Masyarakat Kota Surabaya, Jawa Timur akhirnya bisa
menyaksikan film Kita versus Korupsi (KvsK). Club Indonesia Bersih (CIB) bekerja
sama GUSDURian,
sebuah komunitas pecinta Gus Dur menggelar roadshow KvsK di Surabaya selama
tiga
hari, Rabu (23/5) sampai Jumat (25/5). Kegiatan roadshow difokuskan pada pemutaran dan diskusi film, kunjungan atau
talkshow di media lokal, dan penandatangan
ikrar bersama anti korupsi di form dan spanduk.
Roadshow KvsK kali ini mengangkat tema “Merawat Kejujuran,
Menolak dan Melawan Korupsi”. Menurut Koordinator Program GUSDURIan Moehammad
Iqbal, tujuan kegiatan pemutaran dan diskusi film KvsK dengan cara menemui
langsung masyarakat untuk meningkatkan kesadaran dan partisipasi publik
terhadap pesan anti korupsi yang disampaikan.
“Bagi GusDurian sendiri, pesan
perlawanan terhadap korupsi sejalan dengan pemikiran yang dimiliki Gus Dur
dalam memerangi korupsi menuju Indonesia yang lebih baik,”jelasnya.

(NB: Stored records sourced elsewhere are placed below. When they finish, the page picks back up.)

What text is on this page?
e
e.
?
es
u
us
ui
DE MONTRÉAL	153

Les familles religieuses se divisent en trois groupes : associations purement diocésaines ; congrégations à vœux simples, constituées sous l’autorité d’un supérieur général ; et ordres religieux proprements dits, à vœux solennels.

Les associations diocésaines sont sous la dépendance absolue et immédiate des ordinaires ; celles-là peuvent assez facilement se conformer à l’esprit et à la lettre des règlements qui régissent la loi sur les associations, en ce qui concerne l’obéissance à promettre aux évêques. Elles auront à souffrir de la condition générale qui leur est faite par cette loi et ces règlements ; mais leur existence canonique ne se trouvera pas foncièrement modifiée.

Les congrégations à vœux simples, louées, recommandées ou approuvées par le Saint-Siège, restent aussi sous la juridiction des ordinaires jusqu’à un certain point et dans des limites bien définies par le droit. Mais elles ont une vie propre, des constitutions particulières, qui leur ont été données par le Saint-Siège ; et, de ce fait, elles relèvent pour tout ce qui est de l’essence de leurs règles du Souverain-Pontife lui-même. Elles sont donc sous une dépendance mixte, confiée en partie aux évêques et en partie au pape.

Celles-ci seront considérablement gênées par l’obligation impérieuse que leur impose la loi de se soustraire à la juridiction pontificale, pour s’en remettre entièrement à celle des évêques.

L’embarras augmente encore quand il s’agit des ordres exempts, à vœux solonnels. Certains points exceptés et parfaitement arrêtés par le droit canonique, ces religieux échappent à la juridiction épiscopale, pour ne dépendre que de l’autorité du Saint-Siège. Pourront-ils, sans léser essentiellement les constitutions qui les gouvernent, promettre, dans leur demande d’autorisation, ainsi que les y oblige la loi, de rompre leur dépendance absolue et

Di hari pertama roadshow, panitia
menggelar serangkaian kunjungan ke media setempat berupa talkshow di radio dan
televisi. Diantaranya di Radio Metro Female, Sindo FM, TV 9 dan Jawa Pos Media
Televisi (JTV). Hadir sebagi narasumber dari Sekretaris Jenderal Transparency
International (TI) Indonesia Teten Masduki, Sutradara Film “Psstt…Jangan
Bilang Siapa-Siapa” Chairun Nisa dan Pemain Film “Rumah Perkara” Ranggani
Puspandya.
Pemutaran dan diskusi film KvsK mengawali
roadshow hari kedua di kampus IAIN Sunan Ampel Surabaya pukul 10.00. Acara ini dihadiri sebanyak 240 penonton, diantaranya mahasiswa, dosen dan segenap civitas akademika IAIN Sunan Ampel Surabaya. Dalam sambutannya,
Iqbal mengatakan korupsi merupakan musuh bersama dan masyarakat harus berani
memutus mata rantai korupsi dari dirinya sendiri.
Film Mengubah Mindset
Masyarakat
Dalam diskusi usai pemutaran
film, Teten mengungkapkan beberapa fakta menarik. Menurut Teten, TI Indonesia
menggunakan film untuk mengubah mindset masyarakat dalam melihat isu korupsi.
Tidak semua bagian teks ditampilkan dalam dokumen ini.